Quando arrivava in officina qualche modello nuovo da vendere, io lo prendevo, gli mettevo un po’ di miscela e andavo in giro per la Croce a farlo vedere al mondo. Il mio tour comprendeva un pezzo di via Porrettana contromano, poi via Canonica, via Caravaggio, un altro pezzo di Porrettana lungo i portici, via Carracci, piazza Zampieri e ritorno dalla Porrettana. Passavo davanti a tutti i bar e ai ritrovi di gruppetti più o meno adolescenziali, potenzialmente interessati al mezzo in prova.
Feci così anche quando arrivò la prima Vespa PK 50, quella che doveva sostituire la gloriosa 50 Special. A me non piaceva molto, aveva delle linee troppo squadrate per i miei gusti, ma era una novità importante ed era giusto che la portassi in rassegna. Feci il solito giro, ma aggiunsi una variante: svoltai per via Tunisi. Anche lì, all’altezza dell’incrocio col vialetto pedonale, c’era sempre un gruppetto di ragazzi, non ci ero particolarmente in confidenza ma volevo mostrare anche a loro il nuovo corso della Piaggio. Quando arrivai vicino a loro si alzarono e si misero in mezzo alla strada per fermarmi. E qui vidi che non erano i ragazzi che pensavo io. Era gente della Barca.
La Barca è un quartiere di Bologna limitrofo alla Croce di Casalecchio. Oggi il suo edificio simbolo, il cosiddetto Treno, è diventato patrimonio dell’UNESCO. All’epoca era un posto dove non conveniva andare se non si avevano buone ragioni per farlo. E quando erano i barcaioli a venire alla Croce c’era aria di guai.

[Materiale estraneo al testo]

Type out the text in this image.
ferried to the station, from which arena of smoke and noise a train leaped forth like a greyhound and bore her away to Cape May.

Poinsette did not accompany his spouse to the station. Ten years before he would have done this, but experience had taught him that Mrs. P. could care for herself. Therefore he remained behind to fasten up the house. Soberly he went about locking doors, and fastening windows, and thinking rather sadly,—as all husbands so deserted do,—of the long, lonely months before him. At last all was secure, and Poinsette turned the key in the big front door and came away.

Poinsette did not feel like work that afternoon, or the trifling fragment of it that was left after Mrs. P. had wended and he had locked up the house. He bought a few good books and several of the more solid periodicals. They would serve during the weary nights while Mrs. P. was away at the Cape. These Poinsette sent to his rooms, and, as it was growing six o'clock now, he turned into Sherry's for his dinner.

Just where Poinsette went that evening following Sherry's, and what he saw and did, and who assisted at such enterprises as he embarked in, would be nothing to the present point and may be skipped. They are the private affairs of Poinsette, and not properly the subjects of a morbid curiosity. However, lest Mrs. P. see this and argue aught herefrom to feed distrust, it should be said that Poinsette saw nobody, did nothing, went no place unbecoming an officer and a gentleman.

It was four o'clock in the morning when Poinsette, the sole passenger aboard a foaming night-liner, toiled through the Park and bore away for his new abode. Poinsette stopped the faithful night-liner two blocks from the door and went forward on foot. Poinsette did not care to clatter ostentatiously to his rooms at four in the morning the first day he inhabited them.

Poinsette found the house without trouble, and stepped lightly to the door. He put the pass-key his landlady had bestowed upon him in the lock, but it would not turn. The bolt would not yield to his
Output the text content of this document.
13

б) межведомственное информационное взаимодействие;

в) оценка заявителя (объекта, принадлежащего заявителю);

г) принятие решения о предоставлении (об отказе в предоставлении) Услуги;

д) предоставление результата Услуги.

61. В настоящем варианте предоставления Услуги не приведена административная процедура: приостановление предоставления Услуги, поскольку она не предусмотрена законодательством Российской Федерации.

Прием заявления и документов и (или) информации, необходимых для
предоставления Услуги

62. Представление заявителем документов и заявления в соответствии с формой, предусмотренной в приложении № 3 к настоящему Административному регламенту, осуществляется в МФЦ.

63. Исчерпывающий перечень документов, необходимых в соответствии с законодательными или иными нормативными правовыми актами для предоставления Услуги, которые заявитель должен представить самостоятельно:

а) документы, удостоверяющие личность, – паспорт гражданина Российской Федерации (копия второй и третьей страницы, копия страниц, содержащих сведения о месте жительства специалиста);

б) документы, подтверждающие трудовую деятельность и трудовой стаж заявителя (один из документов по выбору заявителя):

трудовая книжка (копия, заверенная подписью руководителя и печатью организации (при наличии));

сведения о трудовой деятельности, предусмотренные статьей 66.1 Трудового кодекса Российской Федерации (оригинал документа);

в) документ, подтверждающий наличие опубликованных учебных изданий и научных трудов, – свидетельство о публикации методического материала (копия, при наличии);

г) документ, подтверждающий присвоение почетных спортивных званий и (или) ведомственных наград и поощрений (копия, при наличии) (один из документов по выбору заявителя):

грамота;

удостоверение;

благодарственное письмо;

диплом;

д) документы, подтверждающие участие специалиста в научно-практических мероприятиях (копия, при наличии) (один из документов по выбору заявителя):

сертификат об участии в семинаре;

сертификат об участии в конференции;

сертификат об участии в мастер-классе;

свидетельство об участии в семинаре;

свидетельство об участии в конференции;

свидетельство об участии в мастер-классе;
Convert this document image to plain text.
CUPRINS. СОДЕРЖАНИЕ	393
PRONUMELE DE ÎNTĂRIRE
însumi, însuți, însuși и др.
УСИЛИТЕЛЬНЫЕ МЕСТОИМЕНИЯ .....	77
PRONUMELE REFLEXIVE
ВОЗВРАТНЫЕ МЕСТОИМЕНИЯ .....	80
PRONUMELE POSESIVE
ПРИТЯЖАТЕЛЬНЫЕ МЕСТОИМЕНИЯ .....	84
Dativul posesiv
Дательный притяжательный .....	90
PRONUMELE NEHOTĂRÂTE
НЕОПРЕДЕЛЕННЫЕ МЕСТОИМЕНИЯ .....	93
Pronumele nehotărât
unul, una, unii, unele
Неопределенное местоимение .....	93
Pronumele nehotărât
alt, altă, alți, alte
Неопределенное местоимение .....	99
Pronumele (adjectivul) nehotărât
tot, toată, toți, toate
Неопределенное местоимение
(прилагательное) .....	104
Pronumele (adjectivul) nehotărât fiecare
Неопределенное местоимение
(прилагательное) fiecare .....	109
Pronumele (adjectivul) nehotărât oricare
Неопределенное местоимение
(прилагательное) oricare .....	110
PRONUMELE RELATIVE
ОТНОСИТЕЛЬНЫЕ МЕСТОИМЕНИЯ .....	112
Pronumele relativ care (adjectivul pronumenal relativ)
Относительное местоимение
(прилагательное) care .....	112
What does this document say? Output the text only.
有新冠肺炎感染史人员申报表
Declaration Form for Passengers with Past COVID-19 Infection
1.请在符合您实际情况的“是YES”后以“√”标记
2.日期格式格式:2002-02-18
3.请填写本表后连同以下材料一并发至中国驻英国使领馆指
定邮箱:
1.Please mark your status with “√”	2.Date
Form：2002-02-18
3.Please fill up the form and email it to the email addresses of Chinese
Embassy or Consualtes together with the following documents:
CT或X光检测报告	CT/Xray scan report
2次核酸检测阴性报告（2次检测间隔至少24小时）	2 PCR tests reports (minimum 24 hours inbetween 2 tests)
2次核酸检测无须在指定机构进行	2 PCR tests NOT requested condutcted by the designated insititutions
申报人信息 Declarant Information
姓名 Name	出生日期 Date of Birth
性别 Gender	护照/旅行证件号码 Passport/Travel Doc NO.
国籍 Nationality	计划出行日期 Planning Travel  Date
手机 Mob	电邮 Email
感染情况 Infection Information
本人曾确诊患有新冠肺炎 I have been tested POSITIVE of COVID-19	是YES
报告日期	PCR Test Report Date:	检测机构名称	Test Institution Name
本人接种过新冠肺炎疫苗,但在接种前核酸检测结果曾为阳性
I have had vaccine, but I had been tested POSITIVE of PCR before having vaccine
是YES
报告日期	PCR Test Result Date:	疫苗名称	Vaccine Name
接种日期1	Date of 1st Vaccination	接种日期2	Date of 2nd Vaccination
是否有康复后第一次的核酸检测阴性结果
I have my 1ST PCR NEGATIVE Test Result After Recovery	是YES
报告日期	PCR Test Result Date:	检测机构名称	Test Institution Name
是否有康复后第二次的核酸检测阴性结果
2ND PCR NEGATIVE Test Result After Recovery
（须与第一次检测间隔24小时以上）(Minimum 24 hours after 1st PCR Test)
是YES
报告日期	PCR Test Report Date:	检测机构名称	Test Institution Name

Mi fermarono e mi vennero intorno. Mi chiesero che li lasciassi fare un giro. Col piffero. Stavo incollato alla sella e al manubrio. Cominciarono ad aprire il bauletto e i bandoni laterali, collegati alla carrozzeria da una pratica fascetta di plastica. Io ne chiudevo uno e loro aprivano l’altro. Poi cominciarono a darmi degli schiaffoni sulla coppa. Misi in moto. Ingranai la prima. Tirai un pugno col braccio destro dietro di me, alla cieca. Qualcuno colpii. Non riuscii a coordinare gas e frizione e la Vespa si fermò lì. Mi furono addosso. Calci e pugni, pugni e calci. Io sempre attaccato al manubrio. Poi qualcosa o qualcuno li disturbò, forse dai balconi qualcuno vide e disse qualcosa, fatto sta che se ne andarono di corsa.
Rimasi lì, con gli occhiali rotti e vari lividi sulla faccia e sul corpo. Ma la Vespa nuova era ancora lì e non aveva un graffio. In ogni caso, via Tunisi sparì per parecchio tempo dal mio giro.